Uber is driving away with investor money, taking an outsized chunk of tech funding in Silicon Valley.
The ridesharing service, which connects passengers with drivers through a smartphone app, has raised the largest financing round of any venture-backed company in Silicon Valley in four of the last seven quarters. And it’s preparing to do it again: Uber is working to raise between $1.5 billion and $2 billion in new funding, according to media reports that cited unnamed sources familiar with the plan. A round of that size would likely be larger — by a huge margin — than what any other tech firm raises this year, and would value the company at $50 billion or higher.
With its colossal funding rounds, Uber has become the leader in what experts are calling quasi-public companies — firms that have outgrown the private market but stay private because they can continue to raise money at stratospheric valuations. It’s a new breed of tech firms created by the ever-increasing speed and ever-growing sum of financing.

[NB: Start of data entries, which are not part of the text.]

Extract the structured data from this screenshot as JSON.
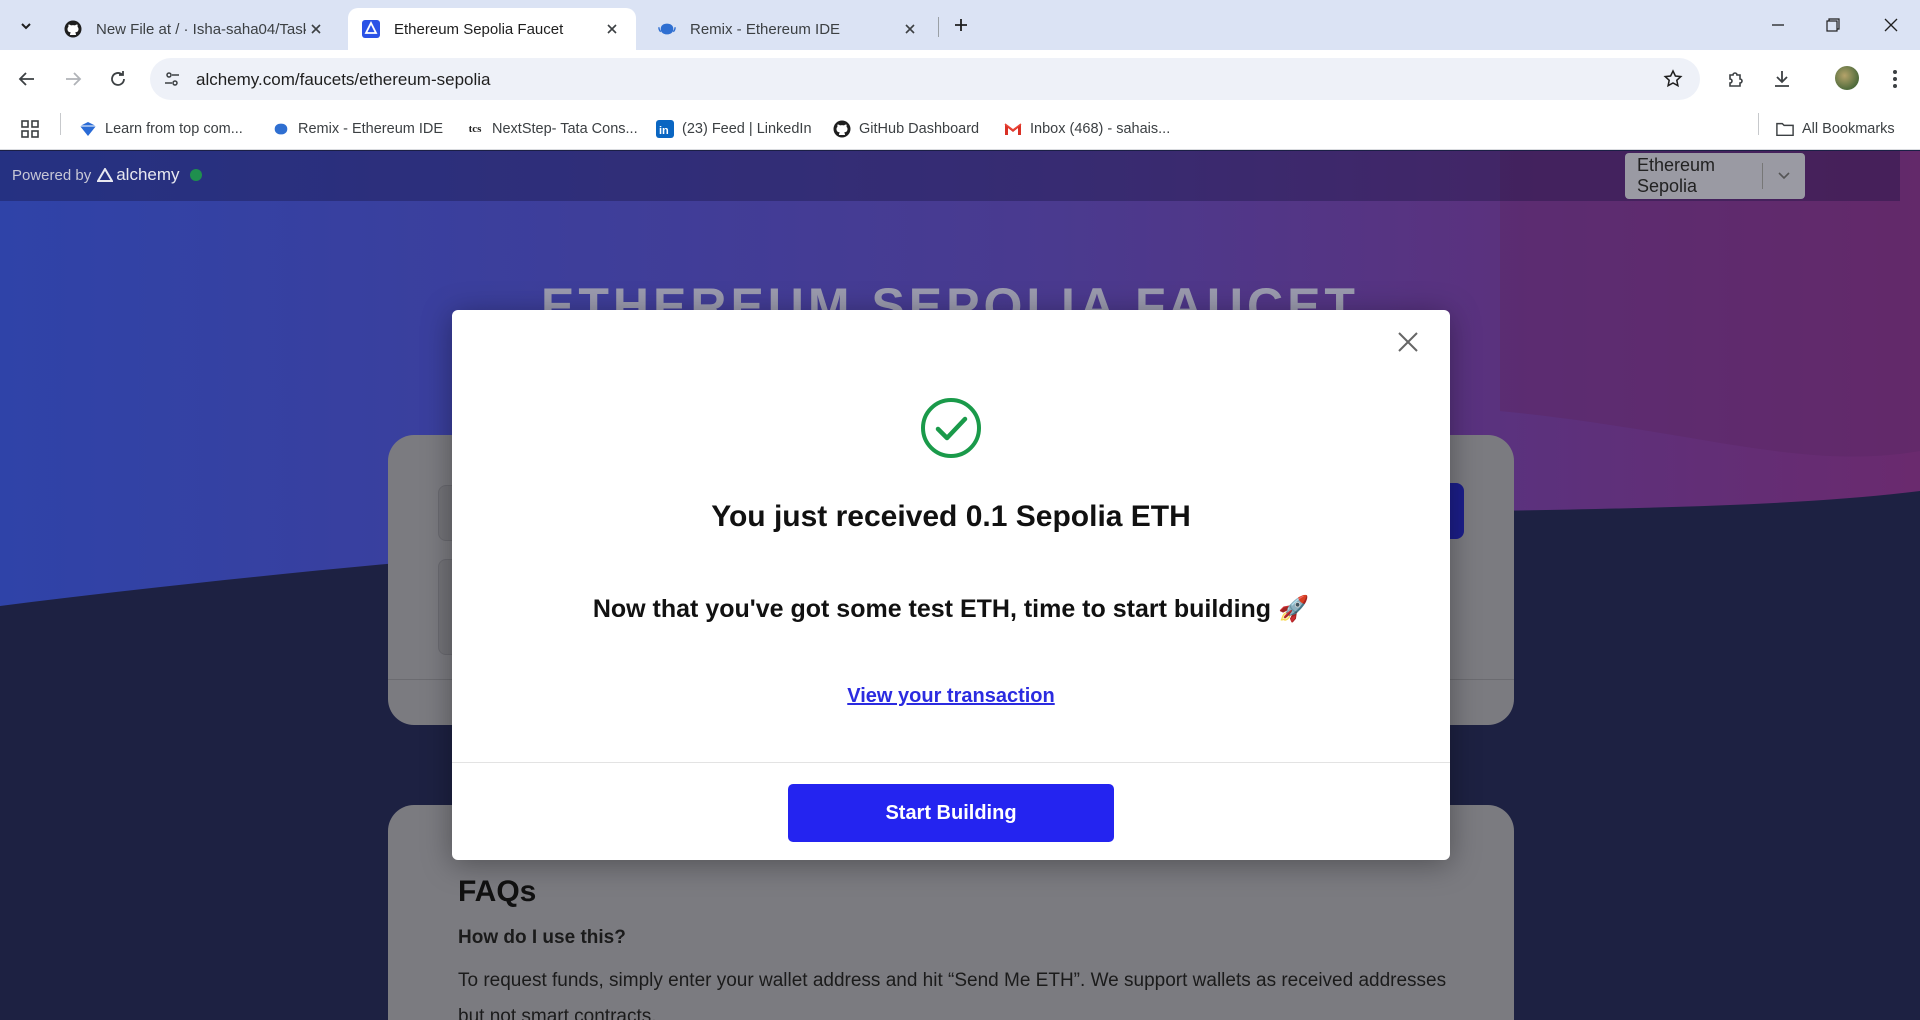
{
  "browser": {
    "tabs": [
      {
        "title": "New File at / · Isha-saha04/Task",
        "active": false,
        "icon": "github-icon"
      },
      {
        "title": "Ethereum Sepolia Faucet",
        "active": true,
        "icon": "alchemy-icon"
      },
      {
        "title": "Remix - Ethereum IDE",
        "active": false,
        "icon": "remix-icon"
      }
    ],
    "url": "alchemy.com/faucets/ethereum-sepolia",
    "bookmarks": [
      {
        "label": "Learn from top com...",
        "icon": "bookmark-learn-icon"
      },
      {
        "label": "Remix - Ethereum IDE",
        "icon": "remix-icon"
      },
      {
        "label": "NextStep- Tata Cons...",
        "icon": "tcs-icon"
      },
      {
        "label": "(23) Feed | LinkedIn",
        "icon": "linkedin-icon"
      },
      {
        "label": "GitHub Dashboard",
        "icon": "github-icon"
      },
      {
        "label": "Inbox (468) - sahais...",
        "icon": "gmail-icon"
      }
    ],
    "all_bookmarks": "All Bookmarks"
  },
  "page": {
    "powered_by": "Powered by",
    "brand": "alchemy",
    "network": "Ethereum Sepolia",
    "hero_title": "ETHEREUM SEPOLIA FAUCET",
    "faq_title": "FAQs",
    "faq_question": "How do I use this?",
    "faq_answer": "To request funds, simply enter your wallet address and hit “Send Me ETH”. We support wallets as received addresses but not smart contracts."
  },
  "modal": {
    "title": "You just received 0.1 Sepolia ETH",
    "subtitle": "Now that you've got some test ETH, time to start building 🚀",
    "link": "View your transaction",
    "button": "Start Building"
  },
  "colors": {
    "accent": "#2424f0",
    "success": "#1a9a4a",
    "link": "#2b2be0"
  }
}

“The phenomenon is real — the hyper-speed of financing,” said Michael Greeley, general partner with Flare Capital Partners, a venture firm in Boston. “Companies can stay private a lot longer and raise private capital … The irony is that I don’t think (Uber) could have raised that kind of money in the public market.”
Other companies, such as social sharing site Pinterest and HR software startup Zenefits, are following Uber’s lead with ballooning funding rounds — although experts say no other company is close to catching Uber, which eats up a disproportionate amount of financing.
In the first quarter this year, Uber raised $1 billion, nearly 17 percent of the total $6 billion that venture-capital and other funds invested in Silicon Valley, according to data from the MoneyTree Report, a quarterly breakdown of investing by PricewaterhouseCoopers and the National Venture Capital Association. That followed Uber’s $1.8 billion of financing in the fourth quarter of last year, which was nearly 28 percent of the total sum — $6.3 billion — invested in the valley during that period. By comparison, the second-largest deal of that quarter — grocery-delivery service Instacart’s $210 million round — represented just 3 percent.
In the summer of 2014, Uber raised $1.2 billion, which accounted for almost 16 percent of investments in Silicon Valley firms in the second quarter, and the company’s $258 million round in the third quarter of 2013 accounted for 7 percent of the total.
“Uber is such an unusual beast,” said Greeley.
And its dominance has created, say some experts, a lopsided market where other promising startups may get overlooked while investors compete for a piece of Uber.
“A lot of investors feel they missed it on Facebook and they don’t want to make the same mistake twice,” Greeley said.
Because many of Uber’s investors are hedge funds, private-equity firms and even foreign governments, Uber isn’t sucking up all the money from traditional venture-capital firms that should go to fledgling startups. But it has spawned a “greed effect, which is that every startup now wants to be the next Uber, a private company with access to public capital,” said Aswath Damodaran, a professor of finance at the Stern School of Business at New York University.
This “greed effect” was on full display during a fund-raising tear last week, when San Francisco lending startup Affirm said it raised $275 million in debt and equity, San Francisco-based Zenefits announced it raised $500 million at a $4.5 billion valuation, and Pinterest revealed it had raised $186 million to close out a $553 million round, and would allow employees to sell a portion of their stock.
“There have been plenty of other companies raising a lot of money, at huge valuations,” said Andy White, senior research analyst with PitchBook. Uber “is simply the most extreme case of a broader trend.”